Throughout his public life, Victor has been described as someone who has brought people together and built bridges between Canada’s cultural communities. Between 1980 and 1987, he served as CEO of the Canadian Council of Christians and Jews. “We are a minority everywhere in the world except for Israel,” Victor told the Canadian Jewish Heritage Network in 2010. “The western world has been largely a Christian world. We were, for so long, excluded from participation in the Christian world.”
 
“When I was a student at Selwyn House, Christian-Jewish relations were limited and discriminatory,” Victor told Veritas in 2012. “Dialogue did not begin in Canada until 1947.” Since then, he says, Jews and Christians have made major achievements in understanding.
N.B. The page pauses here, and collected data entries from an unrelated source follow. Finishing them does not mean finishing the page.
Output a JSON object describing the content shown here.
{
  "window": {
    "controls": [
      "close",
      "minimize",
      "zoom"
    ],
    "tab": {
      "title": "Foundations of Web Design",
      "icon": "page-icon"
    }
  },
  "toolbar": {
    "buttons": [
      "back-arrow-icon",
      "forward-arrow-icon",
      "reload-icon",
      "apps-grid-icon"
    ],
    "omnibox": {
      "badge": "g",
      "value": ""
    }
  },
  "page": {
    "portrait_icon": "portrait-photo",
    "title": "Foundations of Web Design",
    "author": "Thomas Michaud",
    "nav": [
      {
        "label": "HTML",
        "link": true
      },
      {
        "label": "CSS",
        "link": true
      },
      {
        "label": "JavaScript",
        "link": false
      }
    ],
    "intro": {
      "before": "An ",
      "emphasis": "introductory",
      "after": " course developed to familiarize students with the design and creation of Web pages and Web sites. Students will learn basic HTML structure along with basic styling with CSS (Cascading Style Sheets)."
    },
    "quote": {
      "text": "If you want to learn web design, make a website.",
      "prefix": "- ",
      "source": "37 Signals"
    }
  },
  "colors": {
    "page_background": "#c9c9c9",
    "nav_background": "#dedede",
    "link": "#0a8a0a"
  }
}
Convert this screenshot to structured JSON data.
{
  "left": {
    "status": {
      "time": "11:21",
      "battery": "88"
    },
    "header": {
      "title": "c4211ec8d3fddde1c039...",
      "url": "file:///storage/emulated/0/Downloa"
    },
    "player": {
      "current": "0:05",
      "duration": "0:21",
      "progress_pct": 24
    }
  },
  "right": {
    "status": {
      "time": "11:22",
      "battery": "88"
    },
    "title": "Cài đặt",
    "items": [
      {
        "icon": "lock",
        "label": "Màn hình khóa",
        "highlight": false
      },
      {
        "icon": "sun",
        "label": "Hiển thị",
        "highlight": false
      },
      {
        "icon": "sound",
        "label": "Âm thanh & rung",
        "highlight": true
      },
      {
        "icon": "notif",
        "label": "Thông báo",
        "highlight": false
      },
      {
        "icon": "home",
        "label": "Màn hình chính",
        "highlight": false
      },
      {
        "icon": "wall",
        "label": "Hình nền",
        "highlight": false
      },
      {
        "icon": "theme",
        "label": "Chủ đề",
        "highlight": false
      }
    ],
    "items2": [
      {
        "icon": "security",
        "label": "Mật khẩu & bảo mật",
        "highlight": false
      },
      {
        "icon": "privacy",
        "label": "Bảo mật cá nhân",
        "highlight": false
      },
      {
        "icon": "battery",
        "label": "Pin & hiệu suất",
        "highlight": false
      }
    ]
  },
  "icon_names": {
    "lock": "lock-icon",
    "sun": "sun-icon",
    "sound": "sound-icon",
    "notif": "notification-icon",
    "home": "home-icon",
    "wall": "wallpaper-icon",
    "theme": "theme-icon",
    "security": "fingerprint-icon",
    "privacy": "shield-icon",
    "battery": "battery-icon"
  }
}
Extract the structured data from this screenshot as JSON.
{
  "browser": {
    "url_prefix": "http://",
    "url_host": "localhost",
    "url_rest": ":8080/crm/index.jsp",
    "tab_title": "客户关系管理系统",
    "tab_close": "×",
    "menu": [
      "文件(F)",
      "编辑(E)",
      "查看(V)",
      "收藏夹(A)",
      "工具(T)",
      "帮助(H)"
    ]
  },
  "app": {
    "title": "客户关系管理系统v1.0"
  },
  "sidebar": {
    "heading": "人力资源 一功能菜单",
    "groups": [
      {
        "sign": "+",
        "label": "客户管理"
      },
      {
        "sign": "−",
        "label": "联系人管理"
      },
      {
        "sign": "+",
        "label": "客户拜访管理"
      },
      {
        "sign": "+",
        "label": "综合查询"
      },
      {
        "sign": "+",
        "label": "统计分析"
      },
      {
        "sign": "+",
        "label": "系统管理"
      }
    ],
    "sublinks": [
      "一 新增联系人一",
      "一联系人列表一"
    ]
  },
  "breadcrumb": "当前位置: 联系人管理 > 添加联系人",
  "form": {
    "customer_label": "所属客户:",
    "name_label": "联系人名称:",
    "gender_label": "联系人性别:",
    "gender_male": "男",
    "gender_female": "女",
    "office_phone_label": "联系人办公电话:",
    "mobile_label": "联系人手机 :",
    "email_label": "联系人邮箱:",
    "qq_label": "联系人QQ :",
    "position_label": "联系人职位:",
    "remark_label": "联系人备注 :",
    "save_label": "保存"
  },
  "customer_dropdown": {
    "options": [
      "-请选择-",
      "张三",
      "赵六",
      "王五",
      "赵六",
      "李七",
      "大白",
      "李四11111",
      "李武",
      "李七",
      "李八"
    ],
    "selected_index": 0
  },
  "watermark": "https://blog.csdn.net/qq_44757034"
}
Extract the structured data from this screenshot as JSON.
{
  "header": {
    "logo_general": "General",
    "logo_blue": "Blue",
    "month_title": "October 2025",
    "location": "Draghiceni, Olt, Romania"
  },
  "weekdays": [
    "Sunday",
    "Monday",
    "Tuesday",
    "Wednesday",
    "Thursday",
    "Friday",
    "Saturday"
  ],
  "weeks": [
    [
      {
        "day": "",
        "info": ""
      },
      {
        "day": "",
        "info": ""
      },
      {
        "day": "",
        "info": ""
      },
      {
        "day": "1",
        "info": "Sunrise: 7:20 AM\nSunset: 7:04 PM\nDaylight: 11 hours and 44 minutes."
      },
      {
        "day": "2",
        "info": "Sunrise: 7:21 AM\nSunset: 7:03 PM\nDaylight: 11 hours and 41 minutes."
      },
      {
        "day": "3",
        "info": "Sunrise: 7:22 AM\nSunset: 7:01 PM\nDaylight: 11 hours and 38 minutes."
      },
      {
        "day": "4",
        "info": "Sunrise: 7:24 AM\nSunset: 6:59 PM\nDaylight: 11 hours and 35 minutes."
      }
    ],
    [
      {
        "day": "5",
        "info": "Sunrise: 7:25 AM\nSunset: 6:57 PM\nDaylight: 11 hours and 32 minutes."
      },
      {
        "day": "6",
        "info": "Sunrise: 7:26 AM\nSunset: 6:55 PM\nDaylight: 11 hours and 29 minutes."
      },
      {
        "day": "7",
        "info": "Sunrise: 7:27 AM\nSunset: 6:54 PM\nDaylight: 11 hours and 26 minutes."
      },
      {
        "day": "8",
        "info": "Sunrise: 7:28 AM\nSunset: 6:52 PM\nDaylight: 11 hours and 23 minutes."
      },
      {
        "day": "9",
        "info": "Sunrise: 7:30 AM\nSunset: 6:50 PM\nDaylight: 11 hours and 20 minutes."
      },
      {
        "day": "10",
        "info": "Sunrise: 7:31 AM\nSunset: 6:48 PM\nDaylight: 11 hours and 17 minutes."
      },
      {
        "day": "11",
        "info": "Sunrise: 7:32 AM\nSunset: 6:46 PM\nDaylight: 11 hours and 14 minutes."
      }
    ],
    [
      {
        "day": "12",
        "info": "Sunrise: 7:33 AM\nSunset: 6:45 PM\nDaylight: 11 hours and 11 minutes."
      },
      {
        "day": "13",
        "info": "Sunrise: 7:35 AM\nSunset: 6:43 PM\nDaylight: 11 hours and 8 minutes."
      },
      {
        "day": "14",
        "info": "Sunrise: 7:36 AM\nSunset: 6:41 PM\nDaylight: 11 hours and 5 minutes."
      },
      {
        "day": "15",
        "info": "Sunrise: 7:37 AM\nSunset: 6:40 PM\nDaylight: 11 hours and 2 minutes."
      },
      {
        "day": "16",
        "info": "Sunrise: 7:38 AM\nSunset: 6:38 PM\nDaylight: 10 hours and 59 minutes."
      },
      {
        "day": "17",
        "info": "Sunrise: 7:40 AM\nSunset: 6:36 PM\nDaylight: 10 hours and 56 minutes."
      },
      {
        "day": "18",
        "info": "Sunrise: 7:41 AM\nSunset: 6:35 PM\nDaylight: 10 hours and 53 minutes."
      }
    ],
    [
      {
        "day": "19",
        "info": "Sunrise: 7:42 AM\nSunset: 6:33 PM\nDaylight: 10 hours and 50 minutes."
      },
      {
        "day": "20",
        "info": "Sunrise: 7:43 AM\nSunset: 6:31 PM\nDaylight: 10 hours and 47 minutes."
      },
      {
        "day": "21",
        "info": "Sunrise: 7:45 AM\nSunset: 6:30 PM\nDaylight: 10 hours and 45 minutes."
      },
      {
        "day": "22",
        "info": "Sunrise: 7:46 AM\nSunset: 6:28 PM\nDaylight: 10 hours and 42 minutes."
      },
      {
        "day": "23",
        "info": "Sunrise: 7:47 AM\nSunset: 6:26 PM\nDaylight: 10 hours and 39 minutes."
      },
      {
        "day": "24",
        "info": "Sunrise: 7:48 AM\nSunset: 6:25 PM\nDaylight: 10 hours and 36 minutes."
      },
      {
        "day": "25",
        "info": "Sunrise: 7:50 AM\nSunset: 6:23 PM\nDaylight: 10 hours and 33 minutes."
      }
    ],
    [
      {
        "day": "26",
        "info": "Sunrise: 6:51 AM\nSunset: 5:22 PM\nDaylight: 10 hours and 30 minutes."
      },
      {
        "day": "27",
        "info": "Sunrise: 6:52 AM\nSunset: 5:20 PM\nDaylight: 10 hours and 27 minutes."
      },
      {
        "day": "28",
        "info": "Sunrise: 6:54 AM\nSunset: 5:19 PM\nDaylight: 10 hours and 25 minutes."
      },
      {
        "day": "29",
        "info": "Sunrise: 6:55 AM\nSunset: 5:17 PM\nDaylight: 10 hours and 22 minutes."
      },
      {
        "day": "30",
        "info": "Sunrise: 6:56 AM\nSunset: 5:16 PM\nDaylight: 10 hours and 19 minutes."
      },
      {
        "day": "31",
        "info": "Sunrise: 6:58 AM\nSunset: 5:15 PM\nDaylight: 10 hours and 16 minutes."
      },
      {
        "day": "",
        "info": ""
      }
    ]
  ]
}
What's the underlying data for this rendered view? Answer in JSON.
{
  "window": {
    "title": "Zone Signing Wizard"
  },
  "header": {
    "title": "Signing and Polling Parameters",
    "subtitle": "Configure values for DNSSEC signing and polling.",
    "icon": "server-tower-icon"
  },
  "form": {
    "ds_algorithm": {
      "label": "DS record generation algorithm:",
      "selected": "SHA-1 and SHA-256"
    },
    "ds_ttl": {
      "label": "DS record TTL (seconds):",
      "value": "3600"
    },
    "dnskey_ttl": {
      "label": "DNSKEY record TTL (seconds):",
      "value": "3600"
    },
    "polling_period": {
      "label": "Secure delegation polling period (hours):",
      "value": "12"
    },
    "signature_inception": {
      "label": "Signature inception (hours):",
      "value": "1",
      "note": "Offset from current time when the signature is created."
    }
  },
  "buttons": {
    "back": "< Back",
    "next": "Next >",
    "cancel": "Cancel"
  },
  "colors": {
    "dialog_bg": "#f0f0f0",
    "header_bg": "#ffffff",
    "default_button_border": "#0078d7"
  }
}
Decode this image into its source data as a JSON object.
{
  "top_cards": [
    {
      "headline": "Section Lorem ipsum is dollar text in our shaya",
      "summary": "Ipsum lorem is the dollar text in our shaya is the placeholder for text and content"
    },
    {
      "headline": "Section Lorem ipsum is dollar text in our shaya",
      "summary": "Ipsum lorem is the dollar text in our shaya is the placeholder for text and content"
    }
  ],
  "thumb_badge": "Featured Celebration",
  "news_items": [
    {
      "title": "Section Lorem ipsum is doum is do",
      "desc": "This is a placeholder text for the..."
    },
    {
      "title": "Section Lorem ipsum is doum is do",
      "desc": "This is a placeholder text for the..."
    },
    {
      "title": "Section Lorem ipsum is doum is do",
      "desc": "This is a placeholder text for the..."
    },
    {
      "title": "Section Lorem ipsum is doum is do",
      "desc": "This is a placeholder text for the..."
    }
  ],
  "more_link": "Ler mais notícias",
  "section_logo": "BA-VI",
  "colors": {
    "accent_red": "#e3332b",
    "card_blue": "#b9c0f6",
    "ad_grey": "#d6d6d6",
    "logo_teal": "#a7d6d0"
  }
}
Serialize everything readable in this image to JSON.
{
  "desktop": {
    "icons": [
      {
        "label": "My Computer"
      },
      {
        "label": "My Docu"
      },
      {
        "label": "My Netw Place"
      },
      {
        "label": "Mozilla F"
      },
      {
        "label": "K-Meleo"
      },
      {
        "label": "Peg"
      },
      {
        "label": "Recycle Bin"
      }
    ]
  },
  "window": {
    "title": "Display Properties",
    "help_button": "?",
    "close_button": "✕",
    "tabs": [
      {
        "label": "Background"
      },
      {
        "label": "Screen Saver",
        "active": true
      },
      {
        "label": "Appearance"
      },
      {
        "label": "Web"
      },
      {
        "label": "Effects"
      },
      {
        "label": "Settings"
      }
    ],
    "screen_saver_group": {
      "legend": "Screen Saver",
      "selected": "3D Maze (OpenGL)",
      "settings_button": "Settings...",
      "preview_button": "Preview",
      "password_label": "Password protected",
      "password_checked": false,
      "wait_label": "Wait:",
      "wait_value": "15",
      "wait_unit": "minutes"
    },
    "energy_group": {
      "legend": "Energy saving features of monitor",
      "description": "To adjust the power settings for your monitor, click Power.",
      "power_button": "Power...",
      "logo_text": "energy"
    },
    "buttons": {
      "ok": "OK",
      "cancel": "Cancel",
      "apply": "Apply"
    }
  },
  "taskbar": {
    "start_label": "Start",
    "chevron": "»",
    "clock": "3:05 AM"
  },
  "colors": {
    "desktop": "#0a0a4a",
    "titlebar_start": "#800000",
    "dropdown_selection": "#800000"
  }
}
The greatest challenge to relations today, he says, is “our respective perceptions of the Middle East and of the State of Israel.”
 
“When I was first elected to the National Assembly in 1966, it was the first time that more than one member of my community had served at the same time. In 1911, Prime Minister Sir Wilfrid Laurier had made a commitment to the Jewish community of Montreal that the Liberal Party of Canada would always put forward a Jewish candidate in a Montreal riding. The same commitment was made at the provincial level. The barriers and the negative attitudes gradually disappeared in the aftermath of World War II and in the growing awareness of the tragedy of the Holocaust.
 
“When I was appointed to the Cabinet in 1970, the tensions of earlier times had virtually disappeared,” he said.